Grand Ciel : un premier film puissant entre drame social et thriller
Akihiro Hata • Réalisateur de Grand ciel
Le 8 janvier, le cinéma UGC Les Halles à Paris a accueilli l’avant-première de Grand Ciel, le premier long-métrage du réalisateur japonais Akihiro Hata, avant sa sortie nationale prévue le 21 janvier 2026. Déjà remarqué sur la scène internationale, le film a été sélectionné dans la section Orizzonti de la Mostra de Venise en 2025, confirmant l’émergence d’un cinéaste à suivre de près.
Une avant-première marquante
Présenté en avant-première devant un public attentif, Grand Ciel a immédiatement imposé une atmosphère lourde et oppressante. Le chantier futuriste au cœur du récit devient un décor anxiogène, presque organique, où chaque bruit et chaque ombre renforcent un sentiment de malaise. Cette première projection parisienne a permis de mesurer la force visuelle et l’ambition artistique du film.
Synopsis
Vincent (Damien Bonnard) travaille de nuit sur le chantier de Grand Ciel, un nouveau quartier éco-futuriste censé incarner le progrès et la modernité. Avec son collègue Saïd (Samir Guesmi), il subit des conditions de travail difficiles imposées par une grande entreprise de BTP. Lorsque l’un des ouvriers disparaît après être descendu au sous-sol récupérer une machine, la direction parle d’un accident isolé. Mais très vite, les soupçons grandissent. La disparition d’un second ouvrier plonge l’équipe dans une inquiétude profonde et fait naître la certitude que la vérité est dissimulée.

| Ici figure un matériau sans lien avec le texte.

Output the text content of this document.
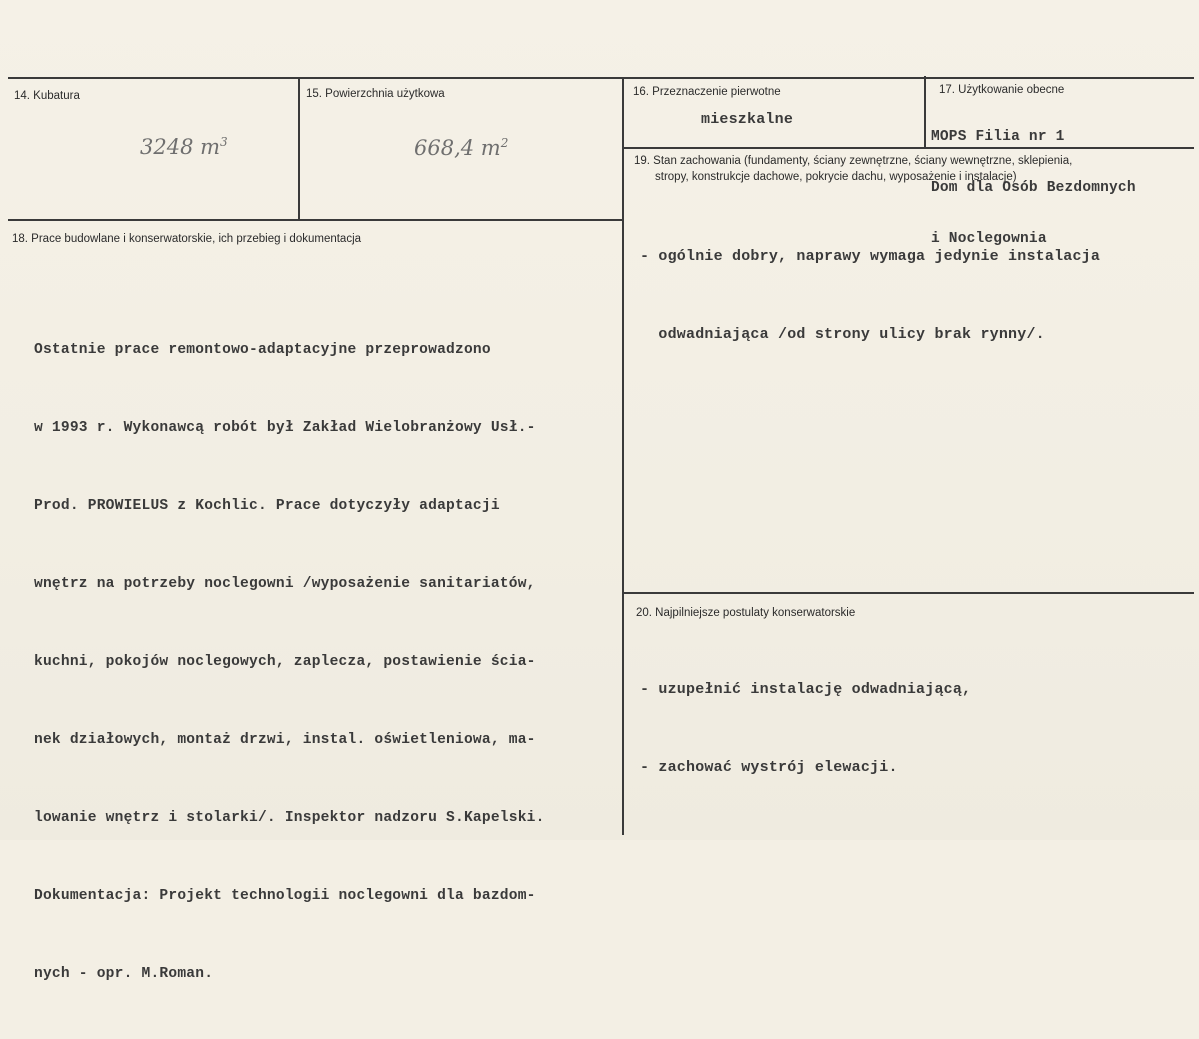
14. Kubatura
3248 $m^3$
15. Powierzchnia użytkowa
668,4 $m^2$
16. Przeznaczenie pierwotne
mieszkalne
17. Użytkowanie obecne

MOPS Filia nr 1

Dom dla Osób Bezdomnych

i Noclegownia

18. Prace budowlane i konserwatorskie, ich przebieg i dokumentacja

Ostatnie prace remontowo-adaptacyjne przeprowadzono

w 1993 r. Wykonawcą robót był Zakład Wielobranżowy Usł.-

Prod. PROWIELUS z Kochlic. Prace dotyczyły adaptacji

wnętrz na potrzeby noclegowni /wyposażenie sanitariatów,

kuchni, pokojów noclegowych, zaplecza, postawienie ścia-

nek działowych, montaż drzwi, instal. oświetleniowa, ma-

lowanie wnętrz i stolarki/. Inspektor nadzoru S.Kapelski.

Dokumentacja: Projekt technologii noclegowni dla bazdom-

nych - opr. M.Roman.

19. Stan zachowania (fundamenty, ściany zewnętrzne, ściany wewnętrzne, sklepienia,
stropy, konstrukcje dachowe, pokrycie dachu, wyposażenie i instalacje)

- ogólnie dobry, naprawy wymaga jedynie instalacja

odwadniająca /od strony ulicy brak rynny/.

20. Najpilniejsze postulaty konserwatorskie

- uzupełnić instalację odwadniającą,

- zachować wystrój elewacji.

Un univers visuel saisissant
Akihiro Hata parvient à créer un univers marquant, dominé par le béton froid, la poussière omniprésente et des lumières artificielles aux teintes bleutées et grises. Grâce au travail du chef opérateur David Chizallet et des chefs décorateurs Aurore Casalis et Mathieu Buffler, le film offre une expérience presque tactile, où le spectateur a l’impression de pouvoir toucher les surfaces et respirer l’air vicié du chantier. Cette maîtrise esthétique constitue l’une des grandes forces du film.

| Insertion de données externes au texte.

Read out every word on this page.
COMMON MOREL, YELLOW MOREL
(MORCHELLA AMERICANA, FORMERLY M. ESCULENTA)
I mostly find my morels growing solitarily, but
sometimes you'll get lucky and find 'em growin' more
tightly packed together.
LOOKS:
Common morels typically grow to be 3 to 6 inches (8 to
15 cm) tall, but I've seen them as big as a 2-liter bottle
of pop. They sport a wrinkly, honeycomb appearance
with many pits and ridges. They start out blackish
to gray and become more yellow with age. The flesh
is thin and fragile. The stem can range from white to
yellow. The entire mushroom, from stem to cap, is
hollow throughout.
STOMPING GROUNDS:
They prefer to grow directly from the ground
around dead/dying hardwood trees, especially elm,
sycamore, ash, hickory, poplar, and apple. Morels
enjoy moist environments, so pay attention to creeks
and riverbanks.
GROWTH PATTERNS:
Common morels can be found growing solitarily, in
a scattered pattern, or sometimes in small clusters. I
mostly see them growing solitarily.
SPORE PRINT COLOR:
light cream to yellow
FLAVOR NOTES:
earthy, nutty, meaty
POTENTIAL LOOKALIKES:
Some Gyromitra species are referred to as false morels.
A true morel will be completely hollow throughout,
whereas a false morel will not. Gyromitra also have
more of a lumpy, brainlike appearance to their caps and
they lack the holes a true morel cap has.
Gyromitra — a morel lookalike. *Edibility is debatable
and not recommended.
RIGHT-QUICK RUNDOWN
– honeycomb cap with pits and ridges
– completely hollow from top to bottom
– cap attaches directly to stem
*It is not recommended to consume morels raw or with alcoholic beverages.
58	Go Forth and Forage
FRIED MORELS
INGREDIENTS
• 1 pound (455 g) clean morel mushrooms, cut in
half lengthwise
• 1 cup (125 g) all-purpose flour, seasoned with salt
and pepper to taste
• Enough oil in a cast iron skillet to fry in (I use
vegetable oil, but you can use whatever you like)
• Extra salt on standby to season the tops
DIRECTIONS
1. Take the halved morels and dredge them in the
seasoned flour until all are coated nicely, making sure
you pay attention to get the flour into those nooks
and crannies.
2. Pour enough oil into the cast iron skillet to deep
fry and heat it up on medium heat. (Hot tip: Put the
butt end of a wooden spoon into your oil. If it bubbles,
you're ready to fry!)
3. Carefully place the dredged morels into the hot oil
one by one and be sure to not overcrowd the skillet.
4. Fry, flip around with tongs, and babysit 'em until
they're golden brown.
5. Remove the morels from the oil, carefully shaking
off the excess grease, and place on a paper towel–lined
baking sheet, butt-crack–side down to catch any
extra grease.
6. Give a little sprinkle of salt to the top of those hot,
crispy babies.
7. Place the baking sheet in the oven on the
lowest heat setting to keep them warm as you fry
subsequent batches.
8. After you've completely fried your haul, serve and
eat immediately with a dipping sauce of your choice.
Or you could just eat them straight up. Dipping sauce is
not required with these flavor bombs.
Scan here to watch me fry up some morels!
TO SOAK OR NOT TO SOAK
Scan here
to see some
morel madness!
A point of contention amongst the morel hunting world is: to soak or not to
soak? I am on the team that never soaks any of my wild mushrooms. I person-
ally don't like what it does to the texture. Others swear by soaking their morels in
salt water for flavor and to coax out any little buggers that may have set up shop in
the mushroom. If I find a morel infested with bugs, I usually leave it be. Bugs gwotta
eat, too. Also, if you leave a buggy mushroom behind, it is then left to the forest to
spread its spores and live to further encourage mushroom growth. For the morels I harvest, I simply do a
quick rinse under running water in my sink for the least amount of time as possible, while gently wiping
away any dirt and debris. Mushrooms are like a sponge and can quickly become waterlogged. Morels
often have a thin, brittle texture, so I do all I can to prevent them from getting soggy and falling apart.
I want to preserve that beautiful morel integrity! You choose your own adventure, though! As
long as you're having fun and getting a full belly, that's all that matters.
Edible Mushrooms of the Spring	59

Une critique sociale engagée
Sous couvert de thriller, Grand Ciel développe un discours social fort sur l’exploitation de la main-d’œuvre ouvrière. Le film interroge les rapports de domination, la lutte des classes et le prix humain du progrès architectural. Akihiro Hata rappelle que derrière les immeubles futuristes et le confort des plus aisés se cachent des hommes épuisés, exposés à des conditions dangereuses et souvent invisibilisés.

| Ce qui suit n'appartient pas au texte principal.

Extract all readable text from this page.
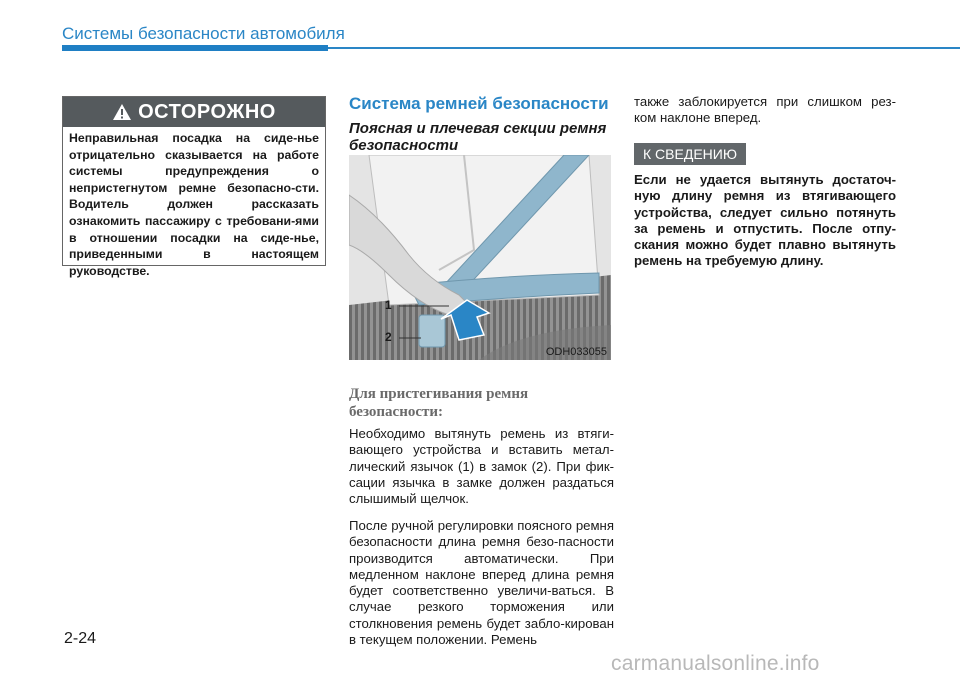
Системы безопасности автомобиля
ОСТОРОЖНО
Неправильная посадка на сиде-нье отрицательно сказывается на работе системы предупреждения о непристегнутом ремне безопасно-сти. Водитель должен рассказать ознакомить пассажиру с требовани-ями в отношении посадки на сиде-нье, приведенными в настоящем руководстве.
Система ремней безопасности
Поясная и плечевая секции ремня безопасности
1
2
ODH033055
Для пристегивания ремня безопасности:
Необходимо вытянуть ремень из втяги-вающего устройства и вставить метал-лический язычок (1) в замок (2). При фик-сации язычка в замке должен раздаться слышимый щелчок.
После ручной регулировки поясного ремня безопасности длина ремня безо-пасности производится автоматически. При медленном наклоне вперед длина ремня будет соответственно увеличи-ваться. В случае резкого торможения или столкновения ремень будет забло-кирован в текущем положении. Ремень
также заблокируется при слишком рез-ком наклоне вперед.
К СВЕДЕНИЮ
Если не удается вытянуть достаточ-ную длину ремня из втягивающего устройства, следует сильно потянуть за ремень и отпустить. После отпу-скания можно будет плавно вытянуть ремень на требуемую длину.
2-24
carmanualsonline.info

Si le film séduit par sa précision formelle et la qualité de son casting — tous très justes — il lui manque parfois une résonance émotionnelle plus profonde. Le réalisateur flirte avec le fantastique sans jamais s’y abandonner complètement, privilégiant une tension sourde et constante plutôt qu’un basculement frontal dans le genre.
Une œuvre prometteuse
Pour un premier long-métrage, Grand Ciel impressionne par son ambition et sa cohérence. Porté par Damien Bonnard et Samir Guesmi, le film parvient à conjuguer drame social et thriller avec intelligence, même si l’on aurait souhaité davantage d’audace dans son approche du fantastique. Les intentions du réalisateur sont néanmoins claires et saluables, faisant de Grand Ciel une œuvre engagée et intrigante.
Informations pratiques
Grand Ciel
Réalisation : Akihiro Hata
Durée : 91 minutes
Sortie en salles : 21 janvier 2026
Casting : Damien Bonnard, Samir Guesmi, Mouna Soulaem, Tudor-Aaron Istodor, Ahmed Abdel-Laoui, Denis Eyriey, Zacharia Mezouar, Issaka Sawadogo.